Depuis les dernières législatives, je me suis juré de ne plus accorder ma voix à aucun de ses candidats, ni celui des autres partis d’ailleurs», affirme Badredine, comptable de profession. Selon lui, les candidats une fois élus, ne tiennent aucun des engagements faits pendant la campagne électorale. Un avis partagé par beaucoup de citoyens. La tâche des partis politiques demeure complexe. Et tous les moyens sont bons afin de parvenir à arracher la fameuse voix. Trois formations d’obédience islamiste ont donné naissance à ce qui est dénommée «l’Algérie verte». L’objectif est commun, les listes aussi. Le FLN de Belkhadem qui menace de démissionner dans le cas d’un échec, ira à ces élections «en rang serrés» après qu’un semblant traité d’entente a été signé avec les redresseurs de Salah Goudjil.
Ahmed Ouyahia du RND mobilise d’ores et déjà ses troupes.
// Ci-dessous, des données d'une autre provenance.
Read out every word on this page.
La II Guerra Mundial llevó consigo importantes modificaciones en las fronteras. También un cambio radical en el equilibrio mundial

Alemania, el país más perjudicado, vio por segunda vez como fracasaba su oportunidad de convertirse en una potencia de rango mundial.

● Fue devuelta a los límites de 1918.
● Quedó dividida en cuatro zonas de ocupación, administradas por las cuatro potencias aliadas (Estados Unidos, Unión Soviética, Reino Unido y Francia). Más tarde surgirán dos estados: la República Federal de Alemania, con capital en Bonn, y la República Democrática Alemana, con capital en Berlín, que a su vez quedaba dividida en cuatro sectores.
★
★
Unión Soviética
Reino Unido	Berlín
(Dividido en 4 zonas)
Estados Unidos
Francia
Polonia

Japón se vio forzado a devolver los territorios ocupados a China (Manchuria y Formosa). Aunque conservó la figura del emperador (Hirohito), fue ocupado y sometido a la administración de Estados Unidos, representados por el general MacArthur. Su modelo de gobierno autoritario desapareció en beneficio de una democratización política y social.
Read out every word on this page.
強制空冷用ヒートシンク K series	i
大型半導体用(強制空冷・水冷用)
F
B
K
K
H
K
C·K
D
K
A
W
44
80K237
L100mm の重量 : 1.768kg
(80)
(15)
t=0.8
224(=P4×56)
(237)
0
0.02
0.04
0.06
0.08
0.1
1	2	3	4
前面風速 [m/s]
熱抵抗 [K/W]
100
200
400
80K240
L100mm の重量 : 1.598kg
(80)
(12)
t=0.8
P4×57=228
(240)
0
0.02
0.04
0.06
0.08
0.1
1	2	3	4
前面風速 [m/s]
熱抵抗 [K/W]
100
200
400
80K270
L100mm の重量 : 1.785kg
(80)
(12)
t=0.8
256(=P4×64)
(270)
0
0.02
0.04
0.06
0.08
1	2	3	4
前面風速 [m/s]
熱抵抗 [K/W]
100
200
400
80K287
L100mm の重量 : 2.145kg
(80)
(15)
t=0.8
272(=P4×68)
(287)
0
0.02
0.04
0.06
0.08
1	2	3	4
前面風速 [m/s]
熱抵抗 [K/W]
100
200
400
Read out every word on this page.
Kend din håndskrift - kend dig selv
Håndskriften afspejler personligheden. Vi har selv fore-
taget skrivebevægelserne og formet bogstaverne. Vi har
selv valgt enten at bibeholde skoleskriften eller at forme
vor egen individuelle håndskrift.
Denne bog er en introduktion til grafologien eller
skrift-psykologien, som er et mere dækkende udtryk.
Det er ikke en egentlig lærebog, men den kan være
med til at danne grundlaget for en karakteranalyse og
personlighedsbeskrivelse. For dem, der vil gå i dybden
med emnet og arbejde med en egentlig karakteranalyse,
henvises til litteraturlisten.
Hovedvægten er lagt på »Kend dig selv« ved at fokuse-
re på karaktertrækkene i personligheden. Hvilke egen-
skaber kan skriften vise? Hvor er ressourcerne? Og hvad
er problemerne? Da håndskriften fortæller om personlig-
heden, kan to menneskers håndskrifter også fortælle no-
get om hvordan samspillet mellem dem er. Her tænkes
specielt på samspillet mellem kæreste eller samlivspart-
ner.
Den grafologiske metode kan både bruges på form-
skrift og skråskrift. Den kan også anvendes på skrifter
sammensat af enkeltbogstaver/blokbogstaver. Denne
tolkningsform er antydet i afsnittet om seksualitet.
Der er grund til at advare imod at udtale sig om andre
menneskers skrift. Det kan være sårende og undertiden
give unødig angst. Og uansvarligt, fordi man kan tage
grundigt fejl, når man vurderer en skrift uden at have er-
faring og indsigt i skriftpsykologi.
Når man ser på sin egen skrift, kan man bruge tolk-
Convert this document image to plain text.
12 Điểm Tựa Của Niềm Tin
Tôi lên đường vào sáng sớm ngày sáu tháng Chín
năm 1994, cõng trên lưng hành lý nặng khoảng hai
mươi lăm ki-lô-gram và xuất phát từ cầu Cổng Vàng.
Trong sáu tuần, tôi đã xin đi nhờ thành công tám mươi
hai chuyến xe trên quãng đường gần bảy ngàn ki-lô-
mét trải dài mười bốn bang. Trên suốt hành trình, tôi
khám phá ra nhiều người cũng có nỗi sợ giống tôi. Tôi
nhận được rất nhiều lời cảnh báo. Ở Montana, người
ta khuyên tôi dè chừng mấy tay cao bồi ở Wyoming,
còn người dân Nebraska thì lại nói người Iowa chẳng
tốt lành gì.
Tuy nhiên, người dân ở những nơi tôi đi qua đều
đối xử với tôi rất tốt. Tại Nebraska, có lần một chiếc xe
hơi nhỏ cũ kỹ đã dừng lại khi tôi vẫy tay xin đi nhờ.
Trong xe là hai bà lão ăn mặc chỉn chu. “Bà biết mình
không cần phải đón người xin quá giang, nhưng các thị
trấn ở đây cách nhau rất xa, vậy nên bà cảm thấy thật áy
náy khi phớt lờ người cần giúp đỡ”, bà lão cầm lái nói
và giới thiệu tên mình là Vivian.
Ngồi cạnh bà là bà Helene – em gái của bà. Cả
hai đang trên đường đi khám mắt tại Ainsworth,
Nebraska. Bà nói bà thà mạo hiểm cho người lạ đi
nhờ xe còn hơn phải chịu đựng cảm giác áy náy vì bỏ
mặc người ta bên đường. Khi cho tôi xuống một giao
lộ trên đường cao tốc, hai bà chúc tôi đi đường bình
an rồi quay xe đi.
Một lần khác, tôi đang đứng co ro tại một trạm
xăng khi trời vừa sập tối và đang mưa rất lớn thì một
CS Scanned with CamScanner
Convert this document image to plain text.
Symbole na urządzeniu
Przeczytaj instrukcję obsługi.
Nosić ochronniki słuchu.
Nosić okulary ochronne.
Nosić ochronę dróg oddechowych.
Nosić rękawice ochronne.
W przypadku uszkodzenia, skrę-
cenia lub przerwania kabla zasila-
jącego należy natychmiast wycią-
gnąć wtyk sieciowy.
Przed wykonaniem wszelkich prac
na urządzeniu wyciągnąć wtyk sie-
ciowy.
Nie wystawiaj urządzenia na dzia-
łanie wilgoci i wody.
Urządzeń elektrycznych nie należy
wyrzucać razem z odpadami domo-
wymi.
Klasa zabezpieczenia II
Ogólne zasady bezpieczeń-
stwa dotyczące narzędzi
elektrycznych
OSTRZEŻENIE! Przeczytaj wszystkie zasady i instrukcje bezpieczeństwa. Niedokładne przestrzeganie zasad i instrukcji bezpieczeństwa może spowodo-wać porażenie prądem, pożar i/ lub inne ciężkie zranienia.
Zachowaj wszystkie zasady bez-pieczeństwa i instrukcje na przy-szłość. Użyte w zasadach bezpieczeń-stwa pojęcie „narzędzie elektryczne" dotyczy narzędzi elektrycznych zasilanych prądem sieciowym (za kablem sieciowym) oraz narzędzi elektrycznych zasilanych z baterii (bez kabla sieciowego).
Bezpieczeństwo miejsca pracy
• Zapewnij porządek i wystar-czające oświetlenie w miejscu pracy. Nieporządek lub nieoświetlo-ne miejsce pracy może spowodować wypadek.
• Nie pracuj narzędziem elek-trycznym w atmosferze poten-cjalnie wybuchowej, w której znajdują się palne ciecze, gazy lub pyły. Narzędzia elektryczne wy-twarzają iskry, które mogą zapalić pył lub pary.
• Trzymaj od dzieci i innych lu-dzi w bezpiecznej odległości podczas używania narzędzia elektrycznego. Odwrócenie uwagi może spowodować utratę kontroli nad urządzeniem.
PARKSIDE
Pour le PT de Louiza Hanoun, c’est un «rendez-vous historique». Le RCD, qui a changé de tête, a choisi le boycott contrairement au FFS de Ait Ahmed qui a opté à la dernière minute pour la participation au scrutin. En somme, c’est l’alerte générale dans les états-majors des partis politiques.
Prévisions pessimistes
Incitation - Certes, ils n’ont fait aucun discours électoral mais tout le monde l’aura compris : «l’Etat compte sur vous pour vous rendre le 10 mai aux bureaux de vote.
Soyez-y nombreux», tentaient-ils de faire comprendre.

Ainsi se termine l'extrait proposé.